AllerleiMit Vorbehalt

Lichtaktivierte Augentropfen stellten bei blinden Tieren Lichtwahrnehmung her

Medizin ·

Ein Forschungsverbund unter Leitung des Instituts für Bioingenieurwesen in Katalonien hat lichtschaltbare Wirkstoffe entwickelt, die bei blinden Mäusen die Lichtwahrnehmung wiederherstellten. Sie wirken auch als gewöhnliche Augentropfen, ohne Gentherapie, Implantat oder Spezialgerät.

Bei erblichen Netzhauterkrankungen wie der Retinitis pigmentosa und bei altersbedingter Makuladegeneration gehen die Sehzellen zugrunde. Die dahinterliegenden Nervenzellen bleiben dabei oft funktionsfähig — sie bekommen nur kein Signal mehr, weil die lichtempfindliche Schicht davor fehlt.

Genau dort setzt der Ansatz an. Die neu entwickelten Moleküle verändern ihre Form, wenn Licht auf sie fällt, und übernehmen damit einen Teil der Aufgabe, die sonst die Sehzellen erledigen. Das Fachgebiet heißt Photopharmakologie: Wirkstoffe, deren Wirkung sich mit Licht ein- und ausschalten lässt. Die Arbeit ist im Journal of the American Chemical Society erschienen.

Zwei Wege der Verabreichung waren möglich — eine Spritze ins Auge, wie sie in der Augenheilkunde üblich ist, oder eben Augentropfen.
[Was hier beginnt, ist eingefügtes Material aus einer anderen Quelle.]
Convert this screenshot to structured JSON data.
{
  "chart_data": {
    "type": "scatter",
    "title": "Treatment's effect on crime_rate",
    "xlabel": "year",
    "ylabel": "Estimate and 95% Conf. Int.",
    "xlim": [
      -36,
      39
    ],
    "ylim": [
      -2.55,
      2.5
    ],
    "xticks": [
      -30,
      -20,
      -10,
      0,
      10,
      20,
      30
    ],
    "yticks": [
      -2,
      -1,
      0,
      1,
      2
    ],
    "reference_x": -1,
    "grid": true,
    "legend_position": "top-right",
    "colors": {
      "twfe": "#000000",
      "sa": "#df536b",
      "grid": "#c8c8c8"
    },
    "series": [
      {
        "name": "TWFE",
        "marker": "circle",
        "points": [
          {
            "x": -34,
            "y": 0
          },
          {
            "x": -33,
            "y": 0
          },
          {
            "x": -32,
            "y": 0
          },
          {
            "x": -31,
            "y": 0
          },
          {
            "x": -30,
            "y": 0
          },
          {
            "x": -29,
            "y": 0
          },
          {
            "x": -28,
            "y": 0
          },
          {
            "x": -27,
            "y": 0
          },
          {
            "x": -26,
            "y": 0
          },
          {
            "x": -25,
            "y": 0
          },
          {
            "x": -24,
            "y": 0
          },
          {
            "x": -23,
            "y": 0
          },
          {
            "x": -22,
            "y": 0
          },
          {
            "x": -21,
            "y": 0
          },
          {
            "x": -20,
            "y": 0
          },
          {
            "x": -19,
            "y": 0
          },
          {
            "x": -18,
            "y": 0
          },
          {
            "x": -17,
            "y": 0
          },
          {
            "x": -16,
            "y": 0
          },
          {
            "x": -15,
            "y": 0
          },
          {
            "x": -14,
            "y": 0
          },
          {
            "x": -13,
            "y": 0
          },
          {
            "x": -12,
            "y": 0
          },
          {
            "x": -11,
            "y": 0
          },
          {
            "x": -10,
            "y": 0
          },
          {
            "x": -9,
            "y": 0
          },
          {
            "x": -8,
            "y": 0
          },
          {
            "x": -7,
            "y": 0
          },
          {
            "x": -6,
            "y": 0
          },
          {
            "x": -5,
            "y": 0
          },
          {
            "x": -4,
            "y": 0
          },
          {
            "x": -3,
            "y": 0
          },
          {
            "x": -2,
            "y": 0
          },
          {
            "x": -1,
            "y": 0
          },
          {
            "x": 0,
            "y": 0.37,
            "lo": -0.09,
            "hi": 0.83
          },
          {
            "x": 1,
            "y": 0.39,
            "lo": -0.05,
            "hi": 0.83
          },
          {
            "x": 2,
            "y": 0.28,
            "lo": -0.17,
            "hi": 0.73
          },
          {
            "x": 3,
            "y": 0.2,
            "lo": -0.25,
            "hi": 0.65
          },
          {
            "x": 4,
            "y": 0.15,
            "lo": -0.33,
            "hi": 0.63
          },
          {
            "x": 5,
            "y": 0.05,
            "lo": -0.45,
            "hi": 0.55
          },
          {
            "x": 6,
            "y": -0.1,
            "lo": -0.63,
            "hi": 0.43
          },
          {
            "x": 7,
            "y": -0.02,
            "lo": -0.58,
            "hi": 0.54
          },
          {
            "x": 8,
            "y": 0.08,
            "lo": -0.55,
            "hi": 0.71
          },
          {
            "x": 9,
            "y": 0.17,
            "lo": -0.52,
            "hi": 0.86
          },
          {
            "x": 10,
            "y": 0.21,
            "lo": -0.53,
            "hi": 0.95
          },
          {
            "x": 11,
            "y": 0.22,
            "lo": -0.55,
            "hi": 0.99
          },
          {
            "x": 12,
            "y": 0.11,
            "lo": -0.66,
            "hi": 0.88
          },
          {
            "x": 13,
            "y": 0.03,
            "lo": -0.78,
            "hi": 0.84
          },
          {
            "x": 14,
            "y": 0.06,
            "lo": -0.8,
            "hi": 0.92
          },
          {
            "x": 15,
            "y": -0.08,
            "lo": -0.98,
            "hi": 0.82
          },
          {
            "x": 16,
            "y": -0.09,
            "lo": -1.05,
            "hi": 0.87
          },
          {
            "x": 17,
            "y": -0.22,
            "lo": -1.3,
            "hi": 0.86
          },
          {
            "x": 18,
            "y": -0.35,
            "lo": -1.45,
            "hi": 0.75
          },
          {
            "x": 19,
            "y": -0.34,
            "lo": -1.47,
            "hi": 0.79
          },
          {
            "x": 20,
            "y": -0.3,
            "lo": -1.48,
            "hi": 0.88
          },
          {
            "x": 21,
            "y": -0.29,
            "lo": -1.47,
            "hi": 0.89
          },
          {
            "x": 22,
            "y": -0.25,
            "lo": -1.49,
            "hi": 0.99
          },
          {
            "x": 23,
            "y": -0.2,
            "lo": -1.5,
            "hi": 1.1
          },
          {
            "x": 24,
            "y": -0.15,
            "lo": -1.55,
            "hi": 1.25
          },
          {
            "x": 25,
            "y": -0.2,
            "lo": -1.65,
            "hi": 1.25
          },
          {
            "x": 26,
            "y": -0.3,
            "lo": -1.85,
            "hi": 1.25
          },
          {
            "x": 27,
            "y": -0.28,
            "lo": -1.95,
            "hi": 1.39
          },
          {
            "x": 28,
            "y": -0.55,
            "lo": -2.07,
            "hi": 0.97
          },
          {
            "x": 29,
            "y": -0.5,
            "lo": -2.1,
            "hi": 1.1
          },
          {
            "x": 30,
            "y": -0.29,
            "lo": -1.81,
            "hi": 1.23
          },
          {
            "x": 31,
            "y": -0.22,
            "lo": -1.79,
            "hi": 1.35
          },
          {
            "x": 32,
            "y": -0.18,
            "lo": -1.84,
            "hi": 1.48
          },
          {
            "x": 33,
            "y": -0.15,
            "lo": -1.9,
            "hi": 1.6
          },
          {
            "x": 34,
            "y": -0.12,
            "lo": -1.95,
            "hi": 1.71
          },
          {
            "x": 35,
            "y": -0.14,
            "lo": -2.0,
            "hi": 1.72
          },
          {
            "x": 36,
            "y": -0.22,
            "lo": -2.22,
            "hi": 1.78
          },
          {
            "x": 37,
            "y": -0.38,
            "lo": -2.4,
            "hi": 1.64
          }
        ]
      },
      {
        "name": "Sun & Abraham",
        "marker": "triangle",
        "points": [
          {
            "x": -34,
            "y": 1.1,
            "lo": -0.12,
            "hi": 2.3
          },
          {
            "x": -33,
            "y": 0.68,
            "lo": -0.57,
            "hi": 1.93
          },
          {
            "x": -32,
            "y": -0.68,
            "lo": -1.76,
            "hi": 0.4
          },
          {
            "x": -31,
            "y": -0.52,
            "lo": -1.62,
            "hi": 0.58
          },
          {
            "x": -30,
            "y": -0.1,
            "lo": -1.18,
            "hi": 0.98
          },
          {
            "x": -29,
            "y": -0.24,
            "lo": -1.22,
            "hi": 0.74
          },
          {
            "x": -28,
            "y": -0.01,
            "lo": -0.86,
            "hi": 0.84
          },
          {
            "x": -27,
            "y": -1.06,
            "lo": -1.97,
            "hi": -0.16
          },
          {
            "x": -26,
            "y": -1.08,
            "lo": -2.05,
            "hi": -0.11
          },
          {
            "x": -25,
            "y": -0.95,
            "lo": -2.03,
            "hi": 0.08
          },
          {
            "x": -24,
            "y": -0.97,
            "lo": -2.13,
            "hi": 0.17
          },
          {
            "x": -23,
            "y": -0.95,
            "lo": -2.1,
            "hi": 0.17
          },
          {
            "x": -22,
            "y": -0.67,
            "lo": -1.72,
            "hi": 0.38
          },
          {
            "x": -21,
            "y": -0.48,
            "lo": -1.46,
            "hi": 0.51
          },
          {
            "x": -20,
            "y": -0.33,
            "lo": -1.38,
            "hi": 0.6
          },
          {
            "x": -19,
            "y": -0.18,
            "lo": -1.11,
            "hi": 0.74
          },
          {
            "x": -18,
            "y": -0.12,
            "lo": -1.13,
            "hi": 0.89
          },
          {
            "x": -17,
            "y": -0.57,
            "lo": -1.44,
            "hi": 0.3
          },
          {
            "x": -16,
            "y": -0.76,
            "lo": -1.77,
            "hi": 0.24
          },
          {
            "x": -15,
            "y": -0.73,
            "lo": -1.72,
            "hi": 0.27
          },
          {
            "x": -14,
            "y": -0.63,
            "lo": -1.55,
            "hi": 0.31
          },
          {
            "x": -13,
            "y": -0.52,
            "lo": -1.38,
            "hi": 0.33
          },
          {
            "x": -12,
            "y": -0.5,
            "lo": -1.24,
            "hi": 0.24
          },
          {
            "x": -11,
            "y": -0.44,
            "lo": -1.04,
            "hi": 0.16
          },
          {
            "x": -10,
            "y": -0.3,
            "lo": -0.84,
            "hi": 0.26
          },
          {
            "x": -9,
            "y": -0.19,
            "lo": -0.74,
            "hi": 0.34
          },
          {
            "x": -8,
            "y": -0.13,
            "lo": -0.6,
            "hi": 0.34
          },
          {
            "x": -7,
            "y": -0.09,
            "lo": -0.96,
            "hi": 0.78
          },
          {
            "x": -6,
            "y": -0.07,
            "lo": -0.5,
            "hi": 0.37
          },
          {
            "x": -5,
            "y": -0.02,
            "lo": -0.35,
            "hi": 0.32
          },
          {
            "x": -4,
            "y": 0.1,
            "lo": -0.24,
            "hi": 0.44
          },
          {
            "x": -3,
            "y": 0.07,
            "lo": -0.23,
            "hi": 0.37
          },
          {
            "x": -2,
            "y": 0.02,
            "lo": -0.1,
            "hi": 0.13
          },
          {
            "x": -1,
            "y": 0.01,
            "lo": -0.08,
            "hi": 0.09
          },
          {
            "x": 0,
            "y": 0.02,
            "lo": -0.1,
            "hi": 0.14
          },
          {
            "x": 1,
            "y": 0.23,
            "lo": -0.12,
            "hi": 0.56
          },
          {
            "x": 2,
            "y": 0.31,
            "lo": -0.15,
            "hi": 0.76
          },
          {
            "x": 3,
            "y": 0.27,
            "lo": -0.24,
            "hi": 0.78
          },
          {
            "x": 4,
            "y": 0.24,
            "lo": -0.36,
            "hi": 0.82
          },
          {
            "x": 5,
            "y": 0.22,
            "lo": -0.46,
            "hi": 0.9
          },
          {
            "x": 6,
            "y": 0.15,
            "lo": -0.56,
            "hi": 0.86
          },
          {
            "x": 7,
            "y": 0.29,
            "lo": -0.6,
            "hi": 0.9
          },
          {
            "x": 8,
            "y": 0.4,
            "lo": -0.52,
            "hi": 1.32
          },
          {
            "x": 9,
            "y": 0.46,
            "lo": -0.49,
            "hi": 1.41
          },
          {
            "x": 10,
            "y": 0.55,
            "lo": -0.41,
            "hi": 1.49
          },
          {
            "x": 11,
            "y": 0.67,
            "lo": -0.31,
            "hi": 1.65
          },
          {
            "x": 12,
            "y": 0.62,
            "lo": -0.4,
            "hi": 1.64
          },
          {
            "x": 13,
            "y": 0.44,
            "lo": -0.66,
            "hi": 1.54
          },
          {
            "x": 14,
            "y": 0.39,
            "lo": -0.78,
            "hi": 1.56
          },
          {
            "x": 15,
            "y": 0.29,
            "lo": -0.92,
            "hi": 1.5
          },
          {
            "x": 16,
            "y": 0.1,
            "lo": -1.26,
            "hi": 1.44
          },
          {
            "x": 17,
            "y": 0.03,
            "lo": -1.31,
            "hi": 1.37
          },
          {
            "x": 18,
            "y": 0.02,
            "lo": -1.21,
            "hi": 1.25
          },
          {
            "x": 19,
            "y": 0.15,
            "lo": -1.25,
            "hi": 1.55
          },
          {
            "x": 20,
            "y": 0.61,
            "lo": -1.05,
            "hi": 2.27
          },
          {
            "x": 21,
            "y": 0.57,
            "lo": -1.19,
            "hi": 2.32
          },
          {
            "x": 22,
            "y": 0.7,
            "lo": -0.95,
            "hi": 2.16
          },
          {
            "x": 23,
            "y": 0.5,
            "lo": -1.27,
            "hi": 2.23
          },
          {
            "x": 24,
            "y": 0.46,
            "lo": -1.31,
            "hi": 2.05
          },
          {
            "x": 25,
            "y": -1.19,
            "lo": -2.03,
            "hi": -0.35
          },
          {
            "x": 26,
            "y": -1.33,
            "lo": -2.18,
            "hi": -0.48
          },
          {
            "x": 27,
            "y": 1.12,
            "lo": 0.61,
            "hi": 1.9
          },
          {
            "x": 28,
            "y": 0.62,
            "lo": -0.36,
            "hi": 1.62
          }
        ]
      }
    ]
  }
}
Beides kommt ohne Eingriff ins Erbgut und ohne eingesetztes Gerät aus.

Die Versuche liefen an Mäusen. Die Tiere reagierten wieder auf Licht und zeigten Verhalten, das sich am Sehen ausrichtet. Zur Verträglichkeit gibt es erste Hinweise, mehr nicht.

Die Forscher sagen selbst deutlich, was ihre Moleküle nicht leisten: Sie heilen die Blindheit nicht. Die Ursache, das Absterben der Sehzellen, läuft weiter. Was die Wirkstoffe bieten, ist ein Ersatz für deren Funktion, kein Aufhalten des Verfalls.

Einordnung

Neu ist die Verabreichung, nicht die Wirkung. Netzhautzellen künstlich lichtempfindlich zu machen, gelingt seit Jahren — bisher aber nur über eine Gentherapie, ein Implantat oder einen chirurgischen Eingriff. Alle drei sind teuer, aufwendig und nicht ohne Weiteres rückgängig zu machen. Ein Tropfen wäre in jeder dieser Hinsichten das Gegenteil: billig, ohne Operation, und man kann ihn einfach weglassen, wenn er nicht hilft.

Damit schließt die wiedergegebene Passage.